Patients with AIS and COVID-19 could still be given intravenous thrombolysis. Current international guidelines recommend intravenous thrombolysis for selected patients who can be treated within 3 h and for highly selected patients who can be treated within 3–4.5 h of symptom onset. This recommendation comes with the caveat that patients with COVID-19 have been found to have a high prevalence of elevated concentration of inflammatory and hypercoagulability markers, which have been associated with increased risk of death or disability and post-thrombolytic intracranial hemorrhage. However, in our patient, it does not seem to be related to IV thrombolysis. Furthermore, we found that rtPA could be beneficial for ARDS patients although it is temporary and depends on the progressiveness of COVID-19 [12]. Based on our experience, IV thrombolysis in AIS patients with confirmed COVID-19 should not be delayed.
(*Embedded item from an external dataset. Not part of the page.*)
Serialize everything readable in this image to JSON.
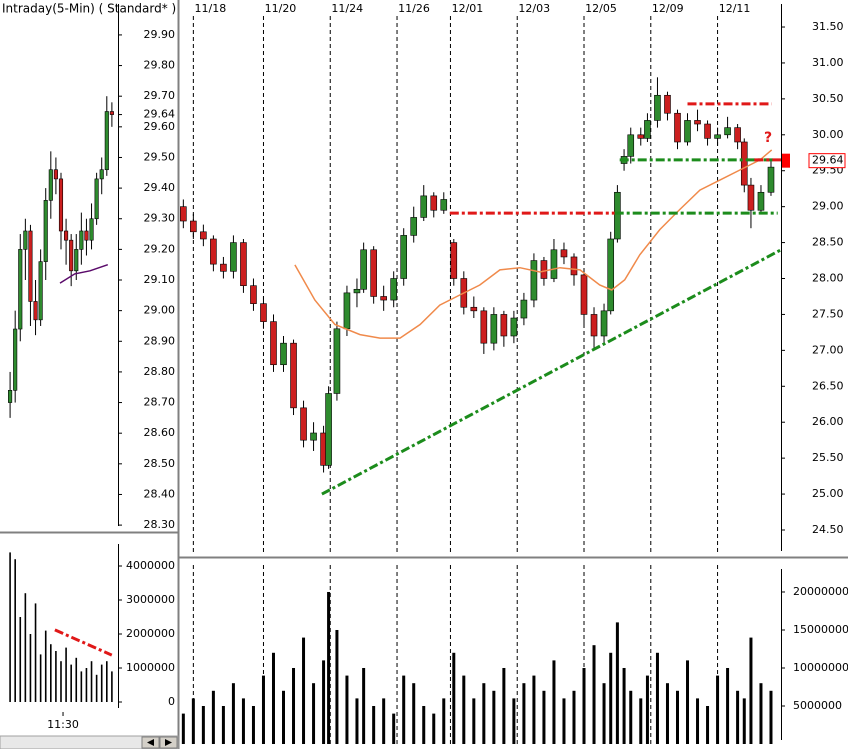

Evaluation of both liver function and coagulopathy markers may aid in the assessment of benefit/risk profile, and, therefore, should be performed prior to rtPA administration[1].

Conclusions

In our experience, although IV tPA could not cure COVID-19, its administration should not be delayed in AIS patients with COVID-19. Thrombolysis could be beneficial not only for thrombolysis in the brain vessels but also in other vessels, such as pulmonary/alveolar vessels. We believed IVH in our patient did not occur due to the thrombolysis itself, but rather from an uncontrolled hypertension. Larger scale studies with more patients are needed to better elucidate the benefit of thrombolysis in COVID-19 patients with AIS.